Change is a snail in France, say quite a few observers. The French tend to change their circumstances in a more eruptive and revolutionary way, but that doesn't happen often, they say. After seventeen years as a business correspondent for the FAZ in Paris and before moving to Rome, I started looking. Goal: To take stock of how the country has changed. Train stations don't seem a bad starting point for this.
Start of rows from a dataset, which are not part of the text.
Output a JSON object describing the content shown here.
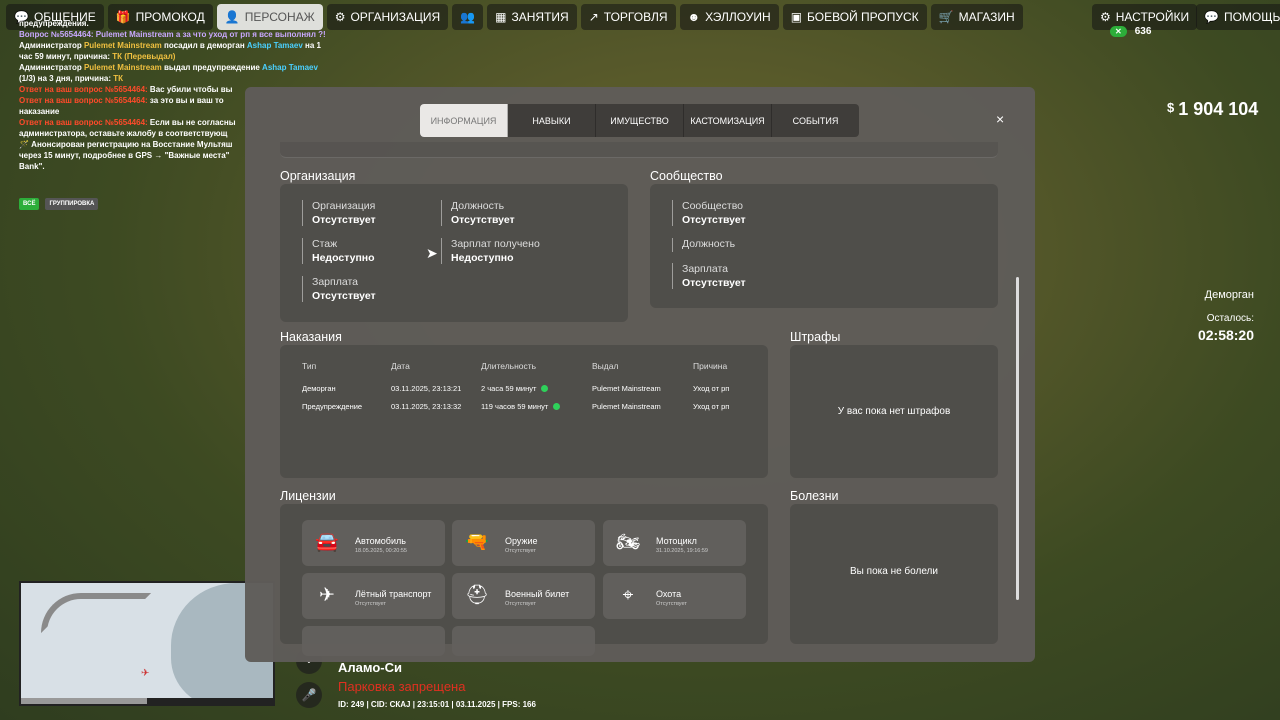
{
  "topbar": {
    "items": [
      {
        "label": "ОБЩЕНИЕ",
        "icon": "chat-icon",
        "glyph": "💬"
      },
      {
        "label": "ПРОМОКОД",
        "icon": "gift-icon",
        "glyph": "🎁"
      },
      {
        "label": "ПЕРСОНАЖ",
        "icon": "user-icon",
        "glyph": "👤",
        "active": true
      },
      {
        "label": "ОРГАНИЗАЦИЯ",
        "icon": "org-icon",
        "glyph": "⚙"
      },
      {
        "label": "",
        "icon": "group-icon",
        "glyph": "👥"
      },
      {
        "label": "ЗАНЯТИЯ",
        "icon": "calendar-icon",
        "glyph": "▦"
      },
      {
        "label": "ТОРГОВЛЯ",
        "icon": "chart-icon",
        "glyph": "↗"
      },
      {
        "label": "ХЭЛЛОУИН",
        "icon": "pumpkin-icon",
        "glyph": "☻"
      },
      {
        "label": "БОЕВОЙ ПРОПУСК",
        "icon": "pass-icon",
        "glyph": "▣"
      },
      {
        "label": "МАГАЗИН",
        "icon": "cart-icon",
        "glyph": "🛒"
      }
    ],
    "settings": {
      "label": "НАСТРОЙКИ",
      "glyph": "⚙"
    },
    "help": {
      "label": "ПОМОЩЬ",
      "glyph": "💬"
    }
  },
  "chat": {
    "lines": [
      [
        {
          "t": "предупреждения.",
          "c": ""
        }
      ],
      [
        {
          "t": "Вопрос №5654464: Pulemet Mainstream а за что уход от рп я все выполнял ?!",
          "c": "c-pu"
        }
      ],
      [
        {
          "t": "Администратор ",
          "c": ""
        },
        {
          "t": "Pulemet Mainstream",
          "c": "c-y"
        },
        {
          "t": " посадил в деморган ",
          "c": ""
        },
        {
          "t": "Ashap Tamaev",
          "c": "c-b"
        },
        {
          "t": " на 1",
          "c": ""
        }
      ],
      [
        {
          "t": "час 59 минут, причина: ",
          "c": ""
        },
        {
          "t": "ТК (Перевыдал)",
          "c": "c-y"
        }
      ],
      [
        {
          "t": "Администратор ",
          "c": ""
        },
        {
          "t": "Pulemet Mainstream",
          "c": "c-y"
        },
        {
          "t": " выдал предупреждение ",
          "c": ""
        },
        {
          "t": "Ashap Tamaev",
          "c": "c-b"
        }
      ],
      [
        {
          "t": "(1/3) на 3 дня, причина: ",
          "c": ""
        },
        {
          "t": "ТК",
          "c": "c-y"
        }
      ],
      [
        {
          "t": "Ответ на ваш вопрос №5654464: ",
          "c": "c-r"
        },
        {
          "t": "Вас убили чтобы вы",
          "c": ""
        }
      ],
      [
        {
          "t": "Ответ на ваш вопрос №5654464: ",
          "c": "c-r"
        },
        {
          "t": "за это вы и ваш то",
          "c": ""
        }
      ],
      [
        {
          "t": "наказание",
          "c": ""
        }
      ],
      [
        {
          "t": "Ответ на ваш вопрос №5654464: ",
          "c": "c-r"
        },
        {
          "t": "Если вы не согласны",
          "c": ""
        }
      ],
      [
        {
          "t": "администратора, оставьте жалобу в соответствующ",
          "c": ""
        }
      ],
      [
        {
          "t": "🪄 Анонсирован регистрацию на Восстание Мультяш",
          "c": ""
        }
      ],
      [
        {
          "t": "через 15 минут, подробнее в GPS → \"Важные места\"",
          "c": ""
        }
      ],
      [
        {
          "t": "Bank\".",
          "c": ""
        }
      ]
    ],
    "filter_all": "ВСЁ",
    "filter_group": "ГРУППИРОВКА"
  },
  "hud": {
    "money": "1 904 104",
    "currency": "$",
    "online": "636",
    "region": "Деморган",
    "remaining_label": "Осталось:",
    "remaining": "02:58:20",
    "area": "Аламо-Си",
    "parking": "Парковка запрещена",
    "info": "ID: 249 | CID: СКАJ | 23:15:01 | 03.11.2025 | FPS: 166"
  },
  "modal": {
    "tabs": [
      "ИНФОРМАЦИЯ",
      "НАВЫКИ",
      "ИМУЩЕСТВО",
      "КАСТОМИЗАЦИЯ",
      "СОБЫТИЯ"
    ],
    "active_tab": 0,
    "close": "×",
    "org": {
      "title": "Организация",
      "fields": [
        {
          "k": "Организация",
          "v": "Отсутствует"
        },
        {
          "k": "Должность",
          "v": "Отсутствует"
        },
        {
          "k": "Стаж",
          "v": "Недоступно"
        },
        {
          "k": "Зарплат получено",
          "v": "Недоступно"
        },
        {
          "k": "Зарплата",
          "v": "Отсутствует"
        }
      ]
    },
    "community": {
      "title": "Сообщество",
      "fields": [
        {
          "k": "Сообщество",
          "v": "Отсутствует"
        },
        {
          "k": "Должность",
          "v": ""
        },
        {
          "k": "Зарплата",
          "v": "Отсутствует"
        }
      ]
    },
    "punishments": {
      "title": "Наказания",
      "headers": [
        "Тип",
        "Дата",
        "Длительность",
        "Выдал",
        "Причина"
      ],
      "rows": [
        [
          "Деморган",
          "03.11.2025, 23:13:21",
          "2 часа 59 минут",
          "Pulemet Mainstream",
          "Уход от рп"
        ],
        [
          "Предупреждение",
          "03.11.2025, 23:13:32",
          "119 часов 59 минут",
          "Pulemet Mainstream",
          "Уход от рп"
        ]
      ]
    },
    "fines": {
      "title": "Штрафы",
      "empty": "У вас пока нет штрафов"
    },
    "licenses": {
      "title": "Лицензии",
      "items": [
        {
          "name": "Автомобиль",
          "sub": "18.05.2025, 00:20:55",
          "icon": "car-icon",
          "glyph": "🚘"
        },
        {
          "name": "Оружие",
          "sub": "Отсутствует",
          "icon": "gun-icon",
          "glyph": "🔫"
        },
        {
          "name": "Мотоцикл",
          "sub": "31.10.2025, 19:16:59",
          "icon": "motorcycle-icon",
          "glyph": "🏍"
        },
        {
          "name": "Лётный транспорт",
          "sub": "Отсутствует",
          "icon": "plane-icon",
          "glyph": "✈"
        },
        {
          "name": "Военный билет",
          "sub": "Отсутствует",
          "icon": "helmet-icon",
          "glyph": "⛑"
        },
        {
          "name": "Охота",
          "sub": "Отсутствует",
          "icon": "crosshair-icon",
          "glyph": "⌖"
        }
      ]
    },
    "diseases": {
      "title": "Болезни",
      "empty": "Вы пока не болели"
    }
  }
}
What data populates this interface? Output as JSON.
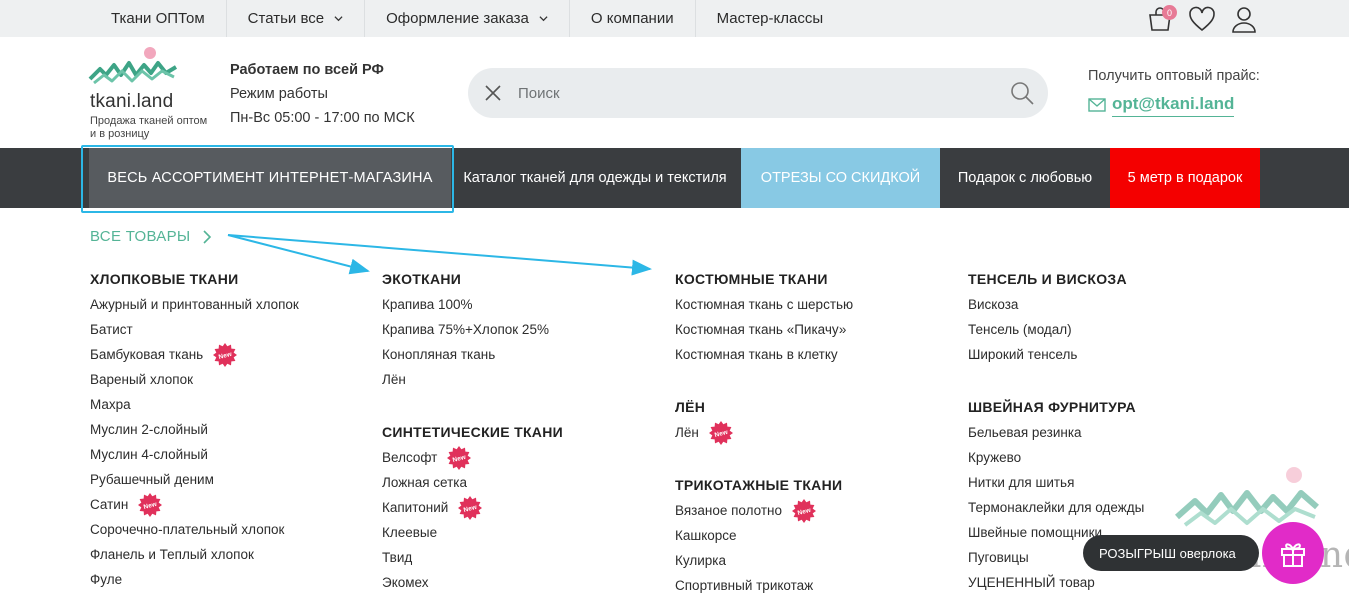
{
  "topnav": {
    "items": [
      {
        "label": "Ткани ОПТом",
        "dropdown": false
      },
      {
        "label": "Статьи все",
        "dropdown": true
      },
      {
        "label": "Оформление заказа",
        "dropdown": true
      },
      {
        "label": "О компании",
        "dropdown": false
      },
      {
        "label": "Мастер-классы",
        "dropdown": false
      }
    ],
    "cart_count": "0"
  },
  "header": {
    "logo_name": "tkani.land",
    "logo_tagline": "Продажа тканей оптом и в розницу",
    "work_title": "Работаем по всей РФ",
    "work_mode": "Режим работы",
    "work_hours": "Пн-Вс 05:00 - 17:00 по МСК",
    "search_placeholder": "Поиск",
    "price_label": "Получить оптовый прайс:",
    "email": "opt@tkani.land"
  },
  "mainmenu": {
    "all": "ВЕСЬ АССОРТИМЕНТ ИНТЕРНЕТ-МАГАЗИНА",
    "catalog": "Каталог тканей для одежды и текстиля",
    "cuts": "ОТРЕЗЫ СО СКИДКОЙ",
    "gift": "Подарок с любовью",
    "promo": "5 метр в подарок"
  },
  "all_goods": "ВСЕ ТОВАРЫ",
  "new_badge": "New",
  "columns": [
    {
      "groups": [
        {
          "title": "ХЛОПКОВЫЕ ТКАНИ",
          "items": [
            {
              "label": "Ажурный и принтованный хлопок",
              "new": false
            },
            {
              "label": "Батист",
              "new": false
            },
            {
              "label": "Бамбуковая ткань",
              "new": true
            },
            {
              "label": "Вареный хлопок",
              "new": false
            },
            {
              "label": "Махра",
              "new": false
            },
            {
              "label": "Муслин 2-слойный",
              "new": false
            },
            {
              "label": "Муслин 4-слойный",
              "new": false
            },
            {
              "label": "Рубашечный деним",
              "new": false
            },
            {
              "label": "Сатин",
              "new": true
            },
            {
              "label": "Сорочечно-плательный хлопок",
              "new": false
            },
            {
              "label": "Фланель и Теплый хлопок",
              "new": false
            },
            {
              "label": "Фуле",
              "new": false
            }
          ]
        }
      ]
    },
    {
      "groups": [
        {
          "title": "ЭКОТКАНИ",
          "items": [
            {
              "label": "Крапива 100%",
              "new": false
            },
            {
              "label": "Крапива 75%+Хлопок 25%",
              "new": false
            },
            {
              "label": "Конопляная ткань",
              "new": false
            },
            {
              "label": "Лён",
              "new": false
            }
          ]
        },
        {
          "title": "СИНТЕТИЧЕСКИЕ ТКАНИ",
          "items": [
            {
              "label": "Велсофт",
              "new": true
            },
            {
              "label": "Ложная сетка",
              "new": false
            },
            {
              "label": "Капитоний",
              "new": true
            },
            {
              "label": "Клеевые",
              "new": false
            },
            {
              "label": "Твид",
              "new": false
            },
            {
              "label": "Экомех",
              "new": false
            }
          ]
        }
      ]
    },
    {
      "groups": [
        {
          "title": "КОСТЮМНЫЕ ТКАНИ",
          "items": [
            {
              "label": "Костюмная ткань с шерстью",
              "new": false
            },
            {
              "label": "Костюмная ткань «Пикачу»",
              "new": false
            },
            {
              "label": "Костюмная ткань в клетку",
              "new": false
            }
          ]
        },
        {
          "title": "ЛЁН",
          "items": [
            {
              "label": "Лён",
              "new": true
            }
          ]
        },
        {
          "title": "ТРИКОТАЖНЫЕ ТКАНИ",
          "items": [
            {
              "label": "Вязаное полотно",
              "new": true
            },
            {
              "label": "Кашкорсе",
              "new": false
            },
            {
              "label": "Кулирка",
              "new": false
            },
            {
              "label": "Спортивный трикотаж",
              "new": false
            }
          ]
        }
      ]
    },
    {
      "groups": [
        {
          "title": "ТЕНСЕЛЬ И ВИСКОЗА",
          "items": [
            {
              "label": "Вискоза",
              "new": false
            },
            {
              "label": "Тенсель (модал)",
              "new": false
            },
            {
              "label": "Широкий тенсель",
              "new": false
            }
          ]
        },
        {
          "title": "ШВЕЙНАЯ ФУРНИТУРА",
          "items": [
            {
              "label": "Бельевая резинка",
              "new": false
            },
            {
              "label": "Кружево",
              "new": false
            },
            {
              "label": "Нитки для шитья",
              "new": false
            },
            {
              "label": "Термонаклейки для одежды",
              "new": false
            },
            {
              "label": "Швейные помощники",
              "new": false
            },
            {
              "label": "Пуговицы",
              "new": false
            },
            {
              "label": "УЦЕНЕННЫЙ товар",
              "new": false
            }
          ]
        }
      ]
    }
  ],
  "raffle": "РОЗЫГРЫШ оверлока",
  "watermark": "tkani.land",
  "colors": {
    "accent_green": "#54b496",
    "menu_dark": "#3a3d40",
    "menu_active": "#575b5f",
    "cuts_blue": "#88c9e4",
    "promo_red": "#f40000",
    "highlight_cyan": "#2cb7e6",
    "badge_pink": "#e0315b",
    "gift_magenta": "#e12bc8"
  }
}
They stand for movement, for leaving as well as for arriving, for people who reject standstill.

Appointment in a former station concourse in Paris: When I arrived in the French capital in 2004, parcels and letters were still being packed from the trains onto the trucks in the “Halle Freyssinet” at the Gare d'Austerlitz. This has been the case since 1929. Then the hall fell into disrepair, only a few organizers of parties and fashion shows got lost there. It was only when the French telecom entrepreneur Xavier Niel invested 250 million euros in the renovation on his own account that the next chapter of the hall came about: The start-up center "Station F", which is set up there today, is the largest facility in the world with a thousand companies located there Art.

Roxanne Varza is the director of this French Silicon Valley in the middle of Paris: “Station F has become an integral part of the international start-up scene,” she says. Fittingly, the 36-year-old American grew up in Paolo Alto; the daughter of Iranian parents has also taken French citizenship, and she's dating a Sino-French start-up with whom she has two children. Varza has been heading Station F for six years. The French economy in this place no longer reminds of the sedate mixture of dusty offices that it used to be.The private sector renewal is palpable here - just like in dozens of other start-up centers on the Seine or in the IT school "42" in the seventeenth arrondissement, also founded by billionaire Niel, where young people can program themselves and learn to code.